Whether the fisheries service will revise its policy again or appeal the latest decision is yet to be seen.
"Of course we're disappointed with the ruling," said NMFS spokesman Brian Gorman. "It's not immediately clear what it means."
Agency staff need time to review the 40-page ruling, Gorman said.
The National Marine Fisheries Service chose not to appeal Hogan's decision, which said the Endangered Species Act does not allow the government to distinguish categories below "species," "subspecies" or "distinct population segment." If wild fish are listed, then hatchery fish must be, too, the judge said.
The fisheries service rewrote its listing policy to include both hatchery and wild fish together, with a special emphasis on the survival of wild salmon.
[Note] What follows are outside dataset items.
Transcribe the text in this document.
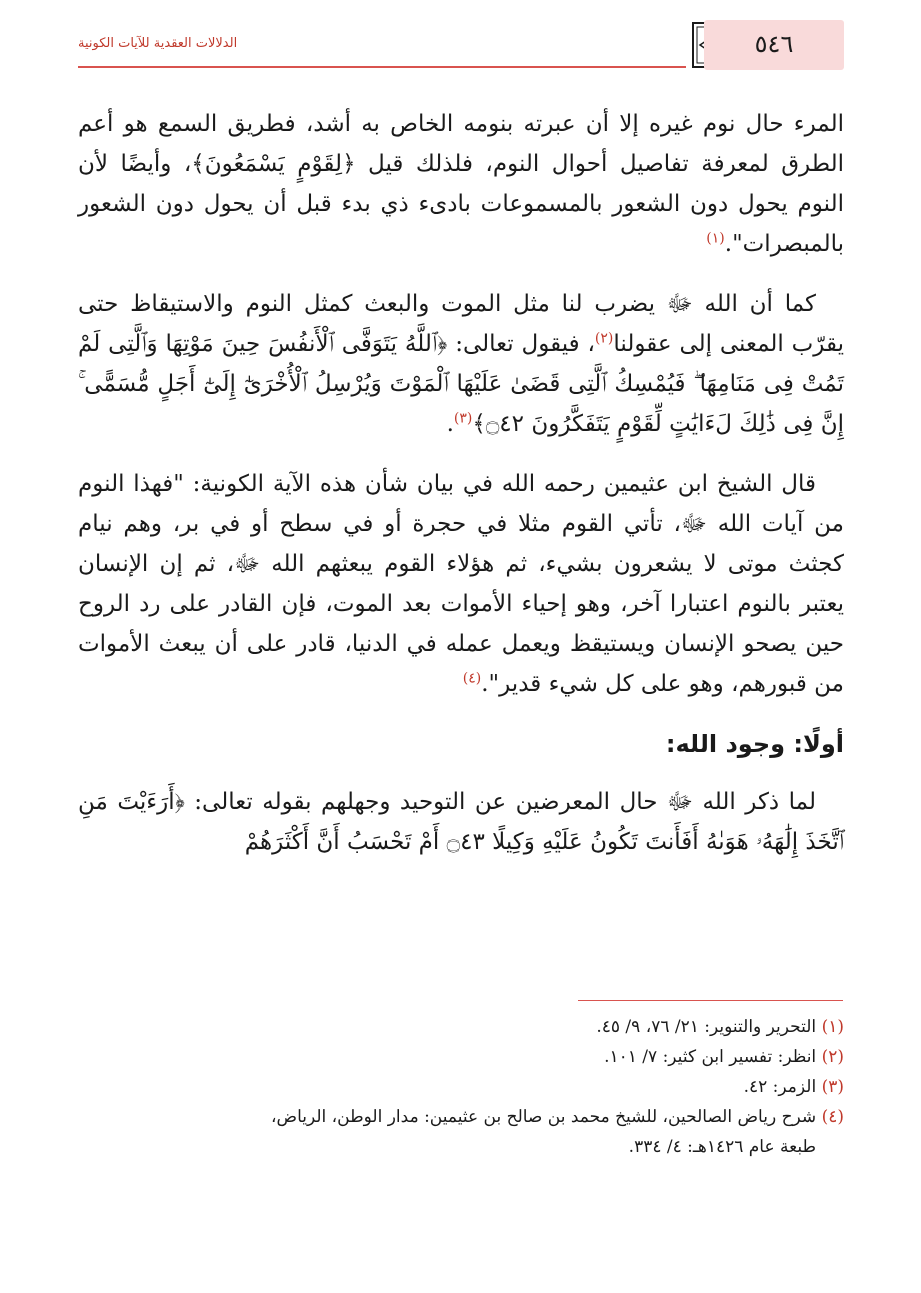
الدلالات العقدية للآيات الكونية	٥٤٦

المرء حال نوم غيره إلا أن عبرته بنومه الخاص به أشد، فطريق السمع هو أعم الطرق لمعرفة تفاصيل أحوال النوم، فلذلك قيل ﴿لِقَوْمٍ يَسْمَعُونَ﴾، وأيضًا لأن النوم يحول دون الشعور بالمسموعات بادىء ذي بدء قبل أن يحول دون الشعور بالمبصرات".$^{(١)}$

كما أن الله ﷻ يضرب لنا مثل الموت والبعث كمثل النوم والاستيقاظ حتى يقرّب المعنى إلى عقولنا$^{(٢)}$، فيقول تعالى: ﴿ٱللَّهُ يَتَوَفَّى ٱلْأَنفُسَ حِينَ مَوْتِهَا وَٱلَّتِى لَمْ تَمُتْ فِى مَنَامِهَا ۖ فَيُمْسِكُ ٱلَّتِى قَضَىٰ عَلَيْهَا ٱلْمَوْتَ وَيُرْسِلُ ٱلْأُخْرَىٰٓ إِلَىٰٓ أَجَلٍ مُّسَمًّى ۚ إِنَّ فِى ذَٰلِكَ لَءَايَٰتٍ لِّقَوْمٍ يَتَفَكَّرُونَ ۝٤٢﴾$^{(٣)}$.

قال الشيخ ابن عثيمين رحمه الله في بيان شأن هذه الآية الكونية: "فهذا النوم من آيات الله ﷻ، تأتي القوم مثلا في حجرة أو في سطح أو في بر، وهم نيام كجثث موتى لا يشعرون بشيء، ثم هؤلاء القوم يبعثهم الله ﷻ، ثم إن الإنسان يعتبر بالنوم اعتبارا آخر، وهو إحياء الأموات بعد الموت، فإن القادر على رد الروح حين يصحو الإنسان ويستيقظ ويعمل عمله في الدنيا، قادر على أن يبعث الأموات من قبورهم، وهو على كل شيء قدير".$^{(٤)}$

أولًا: وجود الله:

لما ذكر الله ﷻ حال المعرضين عن التوحيد وجهلهم بقوله تعالى: ﴿أَرَءَيْتَ مَنِ ٱتَّخَذَ إِلَٰهَهُۥ هَوَىٰهُ أَفَأَنتَ تَكُونُ عَلَيْهِ وَكِيلًا ۝٤٣ أَمْ تَحْسَبُ أَنَّ أَكْثَرَهُمْ

(١) التحرير والتنوير: ٢١/ ٧٦، ٩/ ٤٥.

(٢) انظر: تفسير ابن كثير: ٧/ ١٠١.

(٣) الزمر: ٤٢.

(٤) شرح رياض الصالحين، للشيخ محمد بن صالح بن عثيمين: مدار الوطن، الرياض،

طبعة عام ١٤٢٦هـ: ٤/ ٣٣٤.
When examining Columbia River steelhead, the agency decided to change the designation from "endangered" to "threatened" based largely on the presence of hatchery fish.
Coughenour said wild salmon contain genetic characteristics that help them survive through environmental challenges. On the other hand, hatchery fish, reared under artificial conditions, lose those characteristics and may even threaten the survival of wild salmon through competition and other factors.
The listing policy of the National Marine Fisheries Service is "internally contradictory," the judge said, because it isn't clear whether it is designed to protect hatchery and wild fish together or to promote "self-sustaining populations" of salmon without the need for artificial propagation. The latter is the essence of the Endangered Species Act, he added.
Coughenour recognized that his ruling may be in conflict with Hogan's.
"To the extent that this court's order can be read to conflict with Alsea, perhaps this will have the happy result of instigating needed appellate review," Coughenour wrote.
Organizations whose views were rejected in the case say they are ready to appeal.
"I'm stunned, frankly," said John Stuhlmiller, spokesman for the Washington State Farm Bureau. "How can you possibly not consider the influence of hatchery fish, when sometimes the resident stocks don't even exist?"
Other business groups include the Building Industry Association of Washington, Coalition for Idaho Water and Idaho Water Users Association.
Environmental groups are Trout Unlimited, American Rivers, Pacific Rivers Council, Wild Steelhead Coalition, Native Fish Society, Sierra Club and Federation of Fly Fishers.